The investigators purpose is to initiate a phase II, randomized, placebo-controlled clinical trial to test simvastatin, an FDA-approved medication for hypercholesterolemia, as a new treatment for vitiligo. The aims of this placebo-controlled study seek to determine the safety and potential efficacy of simvastatin 80mg daily versus placebo in adult male patients with generalized vitiligo.
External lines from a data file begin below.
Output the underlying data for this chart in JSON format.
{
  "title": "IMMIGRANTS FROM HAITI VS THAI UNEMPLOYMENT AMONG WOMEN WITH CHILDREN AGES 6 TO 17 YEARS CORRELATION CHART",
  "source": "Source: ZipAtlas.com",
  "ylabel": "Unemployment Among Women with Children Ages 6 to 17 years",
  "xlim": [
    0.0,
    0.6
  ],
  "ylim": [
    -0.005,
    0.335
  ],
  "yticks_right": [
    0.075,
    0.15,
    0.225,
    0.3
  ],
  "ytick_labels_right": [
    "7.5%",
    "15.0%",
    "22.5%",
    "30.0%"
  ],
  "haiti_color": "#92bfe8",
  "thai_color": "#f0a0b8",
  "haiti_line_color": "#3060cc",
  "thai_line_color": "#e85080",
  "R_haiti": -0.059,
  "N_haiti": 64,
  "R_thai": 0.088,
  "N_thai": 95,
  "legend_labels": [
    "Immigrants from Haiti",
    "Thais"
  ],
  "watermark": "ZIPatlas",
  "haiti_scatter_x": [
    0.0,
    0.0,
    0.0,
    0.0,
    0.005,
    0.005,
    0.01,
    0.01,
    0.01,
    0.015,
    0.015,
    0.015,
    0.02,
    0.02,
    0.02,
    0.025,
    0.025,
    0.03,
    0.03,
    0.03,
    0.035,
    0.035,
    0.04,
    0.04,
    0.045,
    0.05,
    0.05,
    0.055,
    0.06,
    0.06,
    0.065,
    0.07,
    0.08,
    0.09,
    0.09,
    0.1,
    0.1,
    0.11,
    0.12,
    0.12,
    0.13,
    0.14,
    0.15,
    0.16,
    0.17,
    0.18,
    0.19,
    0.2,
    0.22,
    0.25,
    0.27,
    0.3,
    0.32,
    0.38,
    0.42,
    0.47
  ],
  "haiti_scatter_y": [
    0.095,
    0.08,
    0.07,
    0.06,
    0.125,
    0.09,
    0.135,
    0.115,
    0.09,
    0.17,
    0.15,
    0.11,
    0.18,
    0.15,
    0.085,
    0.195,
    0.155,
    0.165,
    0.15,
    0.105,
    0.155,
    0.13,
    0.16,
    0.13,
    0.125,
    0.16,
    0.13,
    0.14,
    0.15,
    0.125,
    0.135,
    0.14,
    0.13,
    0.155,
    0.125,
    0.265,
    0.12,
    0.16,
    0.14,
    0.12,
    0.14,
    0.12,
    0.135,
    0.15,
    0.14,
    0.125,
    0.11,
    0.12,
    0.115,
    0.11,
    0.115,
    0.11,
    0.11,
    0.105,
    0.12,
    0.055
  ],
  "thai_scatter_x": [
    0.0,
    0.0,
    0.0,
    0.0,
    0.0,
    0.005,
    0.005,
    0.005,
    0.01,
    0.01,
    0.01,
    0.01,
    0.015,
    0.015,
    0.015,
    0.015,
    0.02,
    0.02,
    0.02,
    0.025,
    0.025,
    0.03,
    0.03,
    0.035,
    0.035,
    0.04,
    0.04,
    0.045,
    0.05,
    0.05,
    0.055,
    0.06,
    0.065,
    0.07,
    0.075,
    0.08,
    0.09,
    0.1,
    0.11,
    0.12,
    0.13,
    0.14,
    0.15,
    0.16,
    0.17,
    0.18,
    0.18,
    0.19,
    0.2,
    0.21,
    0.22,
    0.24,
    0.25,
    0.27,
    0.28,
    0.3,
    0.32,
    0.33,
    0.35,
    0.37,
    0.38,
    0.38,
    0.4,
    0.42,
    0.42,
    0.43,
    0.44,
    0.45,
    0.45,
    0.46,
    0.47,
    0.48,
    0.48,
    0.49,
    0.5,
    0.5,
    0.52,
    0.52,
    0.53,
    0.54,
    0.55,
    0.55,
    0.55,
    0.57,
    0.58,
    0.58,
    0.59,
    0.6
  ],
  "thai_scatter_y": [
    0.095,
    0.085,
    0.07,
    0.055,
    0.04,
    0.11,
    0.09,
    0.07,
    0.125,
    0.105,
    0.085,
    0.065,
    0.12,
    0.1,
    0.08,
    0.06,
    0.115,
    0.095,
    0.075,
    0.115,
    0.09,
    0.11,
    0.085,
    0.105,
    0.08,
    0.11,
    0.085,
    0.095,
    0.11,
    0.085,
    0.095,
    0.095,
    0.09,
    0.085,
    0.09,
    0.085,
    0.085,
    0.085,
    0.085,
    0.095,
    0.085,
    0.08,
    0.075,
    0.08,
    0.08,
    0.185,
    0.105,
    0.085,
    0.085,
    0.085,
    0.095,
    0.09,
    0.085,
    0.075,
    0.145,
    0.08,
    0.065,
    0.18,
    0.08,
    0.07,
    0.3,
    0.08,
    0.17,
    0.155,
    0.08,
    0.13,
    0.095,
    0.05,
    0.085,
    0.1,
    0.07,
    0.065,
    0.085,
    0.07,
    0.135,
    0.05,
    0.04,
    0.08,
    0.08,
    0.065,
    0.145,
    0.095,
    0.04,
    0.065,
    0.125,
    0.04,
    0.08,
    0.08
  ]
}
Additionally, the investigators will collect blood to examine the effect of simvastatin on autoreactive CD8+ T cells in vitiligo patients.

• Drug: Simvastatin
  Sig: 40 mg PO daily for 1 month, increased to 80 mg PO daily for 5 months if low dose tolerated
• Drug: Placebo
  Sig: 40 mg PO daily for 1 month, increased to 80 mg PO daily for 5 months if low dose tolerated

• Experimental: Intervention arm
  Sig: Simvastatin 40 mg, increased to 80 mg after 1 month if initial dose tolerated
  Intervention: Drug: Simvastatin
• Placebo Comparator: Placebo Arm
  Intervention: Drug: Placebo

Inclusion Criteria:

• male gender
• ages 18-64
• at least one vitiligo skin lesion measuring at least 2x2 cm in size
• willing and able to understand and sign informed consent
• able to complete study and comply with study procedures

Exclusion Criteria:

• history of segmental vitiligo
• allergy to statin medications
• use of statin medications due to cardiac risks.
• use of any medications contraindicated with use of simvastatin
• use of topical vitiligo treatments in past 4 weeks
• use of laser or light-based vitiligo treatments within the past 8 weeks
• treatment with immunomodulating oral medications in the past 4 weeks
• use of statin medications in the past 8 weeks
• evidence of hepatic dysfunction, personal or family history of non-alcoholic steatotic hepatitis, or personal history of hepatitis
• evidence of renal dysfunction
• history of myopathy or rhabdomyolysis, or elevated baseline creatinine kinase
• recent history of alcohol or drug abuse
• history of diabetes
• untreated hypothyroidism
• other conditions that require the use of interfering topical or systemic therapy
• other current conditions that might interfere with study assessments such as, but not limited to, atopic dermatitis and psoriasis
• clinically significant abnormal findings or conditions which might, in the opinion of the Principal Investigator, interfere with study evaluations or pose a risk to subject safety during the study.